After two years of what seemed to be a bottomless pit I finally managed to ask for help. I realised that I was turning into my mither, that was my saving grace. I asked my extended family for help and sure enough I was in rehab 1 month later. I was in rehab for 6 months. It was hard and worth it. Recovering is not.easy and you have to be ready.
I'm 21 and approaching two years clean and sober. I'm learning to drive again and going to uni in September to study psychology. My trials have taught me that my mum's drinking was not my fault, nor was it hers. Which was one of the hardest things to deal with, I was desperate to blame someone. The things my mother said to me, and my dad were not, are not and never will be true. I've realised my mum will only get better when she wants to and I've come to terms with the fact that that is probably going to be never. It's heartbreaking knowing that she won't live to see 2026 but I still need to keep a safe distance from her. One that doesn't detriment me. I'm number 1, if I don't look after myself I cannot look after anyone else. The hardest thing to learn was that I am worth something and actually I'm pretty intelligent.

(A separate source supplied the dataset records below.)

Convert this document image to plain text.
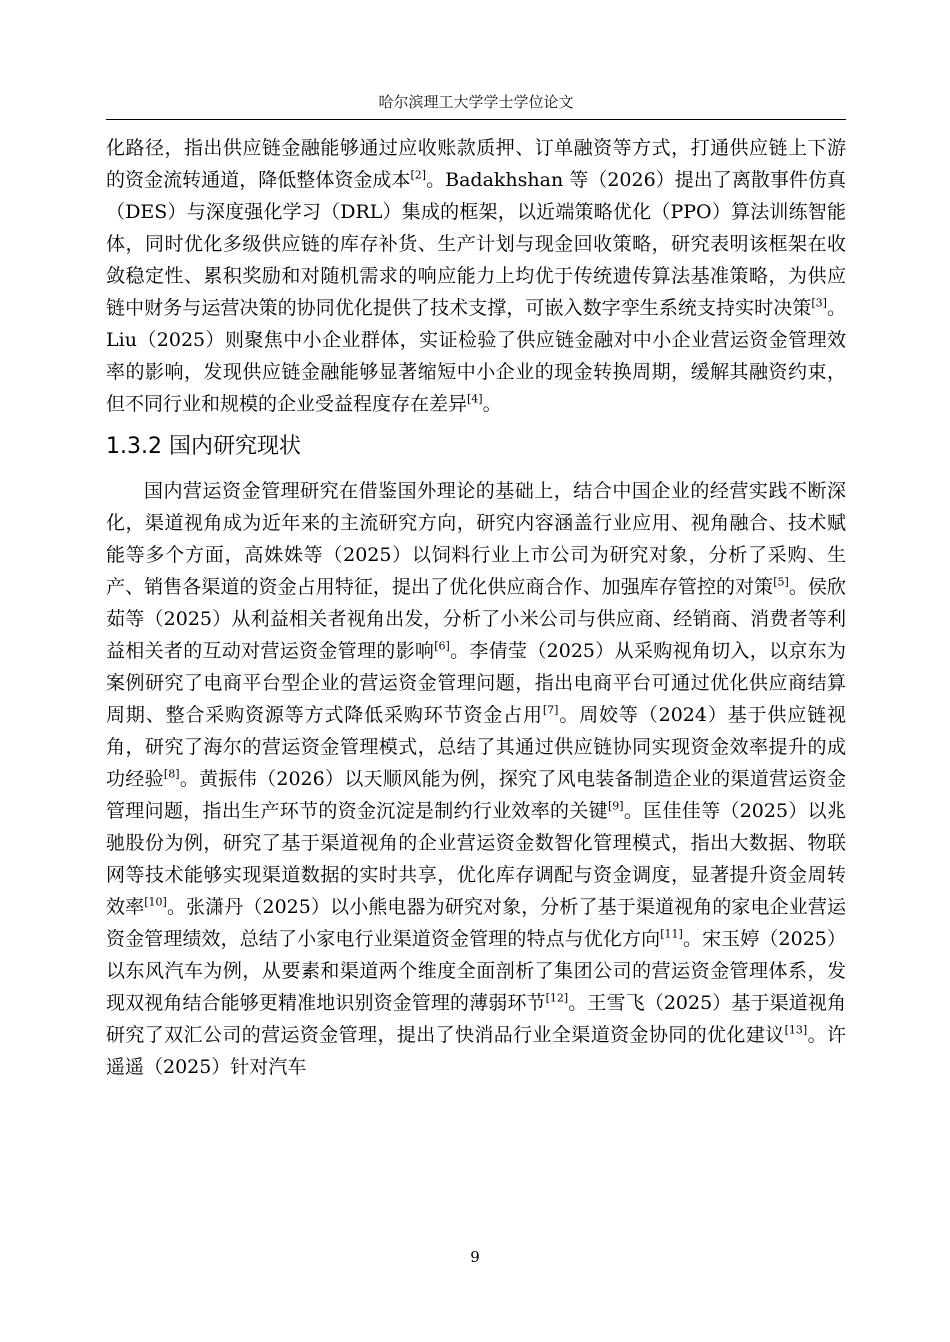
哈尔滨理工大学学士学位论文

化路径，指出供应链金融能够通过应收账款质押、订单融资等方式，打通供应链上下游的资金流转通道，降低整体资金成本[2]。Badakhshan 等（2026）提出了离散事件仿真（DES）与深度强化学习（DRL）集成的框架，以近端策略优化（PPO）算法训练智能体，同时优化多级供应链的库存补货、生产计划与现金回收策略，研究表明该框架在收敛稳定性、累积奖励和对随机需求的响应能力上均优于传统遗传算法基准策略，为供应链中财务与运营决策的协同优化提供了技术支撑，可嵌入数字孪生系统支持实时决策[3]。Liu（2025）则聚焦中小企业群体，实证检验了供应链金融对中小企业营运资金管理效率的影响，发现供应链金融能够显著缩短中小企业的现金转换周期，缓解其融资约束，但不同行业和规模的企业受益程度存在差异[4]。

1.3.2 国内研究现状

国内营运资金管理研究在借鉴国外理论的基础上，结合中国企业的经营实践不断深化，渠道视角成为近年来的主流研究方向，研究内容涵盖行业应用、视角融合、技术赋能等多个方面，高姝姝等（2025）以饲料行业上市公司为研究对象，分析了采购、生产、销售各渠道的资金占用特征，提出了优化供应商合作、加强库存管控的对策[5]。侯欣茹等（2025）从利益相关者视角出发，分析了小米公司与供应商、经销商、消费者等利益相关者的互动对营运资金管理的影响[6]。李倩莹（2025）从采购视角切入，以京东为案例研究了电商平台型企业的营运资金管理问题，指出电商平台可通过优化供应商结算周期、整合采购资源等方式降低采购环节资金占用[7]。周姣等（2024）基于供应链视角，研究了海尔的营运资金管理模式，总结了其通过供应链协同实现资金效率提升的成功经验[8]。黄振伟（2026）以天顺风能为例，探究了风电装备制造企业的渠道营运资金管理问题，指出生产环节的资金沉淀是制约行业效率的关键[9]。匡佳佳等（2025）以兆驰股份为例，研究了基于渠道视角的企业营运资金数智化管理模式，指出大数据、物联网等技术能够实现渠道数据的实时共享，优化库存调配与资金调度，显著提升资金周转效率[10]。张潇丹（2025）以小熊电器为研究对象，分析了基于渠道视角的家电企业营运资金管理绩效，总结了小家电行业渠道资金管理的特点与优化方向[11]。宋玉婷（2025）以东风汽车为例，从要素和渠道两个维度全面剖析了集团公司的营运资金管理体系，发现双视角结合能够更精准地识别资金管理的薄弱环节[12]。王雪飞（2025）基于渠道视角研究了双汇公司的营运资金管理，提出了快消品行业全渠道资金协同的优化建议[13]。许遥遥（2025）针对汽车

9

My past still appears in the relationships I have today but thats going to be something that I've got to be constantly aware of so it doesn't damage them too much. I don't live with my mum anymore and it was the best decision I ever made. I was finally able to heal and grow. My sister doesn't speak to me and hasn't for two years but maybe it will get better in the future. I've learned I don't have control over anyone else, just myself.
Whatever it is that you feel is breaking you it will pass. Focus on you as hard as it is it is paramount to your wellbeing and your family's.